Comandante de la insurgencia afgana se declara culpable en la bahía de Guantánamo

BAHÍA DE GUANTÁNAMO, Cuba — Un prisionero iraquí que comandó a los insurgentes durante la guerra de Estados Unidos en Afganistán se declaró culpable el lunes de cargos de crímenes de guerra relacionados con ataques letales contra soldados aliados en 2003 y 2004, en un trato que podría entregarlo a la custodia de otro país para 2024.

Abd al-Hadi al-Iraqi, que ahora tiene 60 años, pasó gran parte del día de la audiencia respondiendo: “Sí, su señoría”, a las preguntas del juez militar, el teniente coronel Mark F. Rosenow, sobre un relato secreto de sus actividades en Afganistán como co-conspirador con Osama bin Laden y otros altos líderes de Qaeda entre 1996 y 2003. La cuenta incluía más de 100 artículos.

Podría ser sentenciado a 10 años de prisión, la mayor parte bajo la custodia de otro país, en virtud de un acuerdo de culpabilidad que aún no se ha hecho público.

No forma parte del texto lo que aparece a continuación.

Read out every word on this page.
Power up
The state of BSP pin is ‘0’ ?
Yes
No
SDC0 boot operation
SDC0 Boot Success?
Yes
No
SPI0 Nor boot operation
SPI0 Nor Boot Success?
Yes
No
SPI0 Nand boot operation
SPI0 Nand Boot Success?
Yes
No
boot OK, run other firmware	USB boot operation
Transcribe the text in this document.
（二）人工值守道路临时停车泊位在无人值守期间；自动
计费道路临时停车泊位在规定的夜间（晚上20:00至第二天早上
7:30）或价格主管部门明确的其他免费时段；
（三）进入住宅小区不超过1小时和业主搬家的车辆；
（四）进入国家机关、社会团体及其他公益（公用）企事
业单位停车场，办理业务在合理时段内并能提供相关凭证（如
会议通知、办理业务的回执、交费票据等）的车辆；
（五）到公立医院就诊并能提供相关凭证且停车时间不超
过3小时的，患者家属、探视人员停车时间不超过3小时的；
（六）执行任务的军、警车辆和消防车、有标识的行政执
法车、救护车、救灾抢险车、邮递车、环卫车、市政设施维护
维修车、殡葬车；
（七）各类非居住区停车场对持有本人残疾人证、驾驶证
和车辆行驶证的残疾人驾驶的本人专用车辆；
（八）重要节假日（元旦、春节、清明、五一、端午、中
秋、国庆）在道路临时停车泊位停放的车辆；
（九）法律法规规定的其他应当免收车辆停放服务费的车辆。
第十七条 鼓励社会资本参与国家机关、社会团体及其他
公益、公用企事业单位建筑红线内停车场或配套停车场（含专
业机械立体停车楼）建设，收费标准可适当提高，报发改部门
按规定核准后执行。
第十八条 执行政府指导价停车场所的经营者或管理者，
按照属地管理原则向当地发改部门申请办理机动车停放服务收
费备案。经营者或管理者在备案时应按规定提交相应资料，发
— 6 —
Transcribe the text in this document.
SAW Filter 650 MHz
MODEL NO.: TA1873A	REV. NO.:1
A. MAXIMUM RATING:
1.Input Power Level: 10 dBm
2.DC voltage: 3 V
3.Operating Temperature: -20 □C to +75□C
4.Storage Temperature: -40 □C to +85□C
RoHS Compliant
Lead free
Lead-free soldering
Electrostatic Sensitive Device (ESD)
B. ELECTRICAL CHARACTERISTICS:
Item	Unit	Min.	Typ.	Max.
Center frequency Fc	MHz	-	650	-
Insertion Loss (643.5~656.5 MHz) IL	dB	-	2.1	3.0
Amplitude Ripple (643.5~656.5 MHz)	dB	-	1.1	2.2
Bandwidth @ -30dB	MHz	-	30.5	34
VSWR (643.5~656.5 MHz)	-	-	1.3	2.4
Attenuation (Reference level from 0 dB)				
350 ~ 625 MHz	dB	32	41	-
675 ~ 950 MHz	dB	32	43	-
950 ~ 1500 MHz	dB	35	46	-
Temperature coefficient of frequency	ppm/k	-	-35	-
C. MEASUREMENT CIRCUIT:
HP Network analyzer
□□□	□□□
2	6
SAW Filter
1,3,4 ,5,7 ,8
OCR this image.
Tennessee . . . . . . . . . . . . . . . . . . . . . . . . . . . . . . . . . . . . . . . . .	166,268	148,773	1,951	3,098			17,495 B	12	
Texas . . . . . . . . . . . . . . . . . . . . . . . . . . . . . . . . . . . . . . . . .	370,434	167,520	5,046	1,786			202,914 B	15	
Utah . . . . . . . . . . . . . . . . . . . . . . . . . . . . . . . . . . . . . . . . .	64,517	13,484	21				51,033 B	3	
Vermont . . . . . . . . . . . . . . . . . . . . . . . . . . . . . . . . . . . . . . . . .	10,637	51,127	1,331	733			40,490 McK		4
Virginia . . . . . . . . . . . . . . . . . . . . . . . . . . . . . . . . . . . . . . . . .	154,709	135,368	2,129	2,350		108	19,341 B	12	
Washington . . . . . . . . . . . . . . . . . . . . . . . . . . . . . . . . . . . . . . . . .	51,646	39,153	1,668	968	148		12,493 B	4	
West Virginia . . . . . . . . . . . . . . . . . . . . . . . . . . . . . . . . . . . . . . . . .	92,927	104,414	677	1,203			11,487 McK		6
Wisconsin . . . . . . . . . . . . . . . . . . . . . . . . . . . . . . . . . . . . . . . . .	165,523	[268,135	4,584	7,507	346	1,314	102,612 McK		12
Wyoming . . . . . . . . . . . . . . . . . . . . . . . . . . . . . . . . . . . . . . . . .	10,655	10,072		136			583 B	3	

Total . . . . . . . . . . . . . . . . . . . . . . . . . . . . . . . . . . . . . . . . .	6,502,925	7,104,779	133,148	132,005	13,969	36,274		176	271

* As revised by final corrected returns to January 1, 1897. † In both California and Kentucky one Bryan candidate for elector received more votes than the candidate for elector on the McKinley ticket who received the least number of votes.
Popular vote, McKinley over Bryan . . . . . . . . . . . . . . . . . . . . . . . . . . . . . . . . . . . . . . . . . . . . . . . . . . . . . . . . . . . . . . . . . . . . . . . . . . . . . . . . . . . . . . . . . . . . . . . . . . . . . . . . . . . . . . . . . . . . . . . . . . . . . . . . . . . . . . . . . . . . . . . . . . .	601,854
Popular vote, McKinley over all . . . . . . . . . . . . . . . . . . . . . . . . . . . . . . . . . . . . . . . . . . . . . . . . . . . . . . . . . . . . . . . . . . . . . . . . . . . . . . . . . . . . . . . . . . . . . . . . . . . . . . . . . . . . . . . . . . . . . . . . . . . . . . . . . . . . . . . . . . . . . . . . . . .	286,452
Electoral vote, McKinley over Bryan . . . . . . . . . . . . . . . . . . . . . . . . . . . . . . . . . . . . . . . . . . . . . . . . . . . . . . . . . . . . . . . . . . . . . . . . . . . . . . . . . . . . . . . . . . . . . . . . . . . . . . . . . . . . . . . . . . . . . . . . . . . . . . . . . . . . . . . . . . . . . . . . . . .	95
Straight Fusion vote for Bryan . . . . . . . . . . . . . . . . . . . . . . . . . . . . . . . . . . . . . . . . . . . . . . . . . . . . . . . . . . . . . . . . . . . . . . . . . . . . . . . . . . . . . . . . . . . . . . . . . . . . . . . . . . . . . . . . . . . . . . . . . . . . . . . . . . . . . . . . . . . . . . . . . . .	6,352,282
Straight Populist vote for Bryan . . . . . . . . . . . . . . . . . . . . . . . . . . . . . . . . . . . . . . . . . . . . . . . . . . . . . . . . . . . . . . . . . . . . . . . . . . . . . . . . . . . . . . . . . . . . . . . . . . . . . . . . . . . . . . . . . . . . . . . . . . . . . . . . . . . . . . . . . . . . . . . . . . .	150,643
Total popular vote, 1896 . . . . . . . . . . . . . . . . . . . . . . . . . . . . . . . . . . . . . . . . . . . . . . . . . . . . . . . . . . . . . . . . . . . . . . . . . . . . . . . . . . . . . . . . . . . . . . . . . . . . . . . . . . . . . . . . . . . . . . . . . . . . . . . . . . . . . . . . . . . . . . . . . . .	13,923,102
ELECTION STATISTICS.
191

Se declaró culpable de los crímenes de guerra tradicionales de atacar propiedad protegida —un helicóptero de evacuación médica militar estadounidense que los insurgentes que le respondieron no lograron derribar en Afganistán en 2003— y de traición y conspiración relacionadas con los bombardeos insurgentes que mataron al menos a tres soldados aliados. uno de cada uno de Canadá, Gran Bretaña y Alemania.

Esos soldados aliados fueron asesinados por coches bomba o terroristas suicidas que se hicieron pasar por civiles, dijo el juez. Si el Sr. Hadi sabía de antemano sobre los planes, tenía el deber de detenerlos. Si no hubiera tenido conocimiento previo, dijo el juez, el Sr. Hadi tenía el deber de castigar a los perpetradores.

Pero el acuerdo de culpabilidad aún representó una reducción drástica de los cargos del gobierno en su contra. Ninguno de los delitos de los que se declaró culpable lo hizo responsable directa o indirectamente de algunas de las más graves denuncias que hicieron los fiscales militares cuando lo acusaron en 2014.

Desaparecieron de su caso las acusaciones de que él era parte de la amplia conspiración de Qaeda para librar a la Península Arábiga de los no musulmanes. Tampoco hubo reivindicación ni conocimiento de los atentados del 11 de septiembre, que motivaron la creación de la prisión de Guantánamo y el tribunal de guerra.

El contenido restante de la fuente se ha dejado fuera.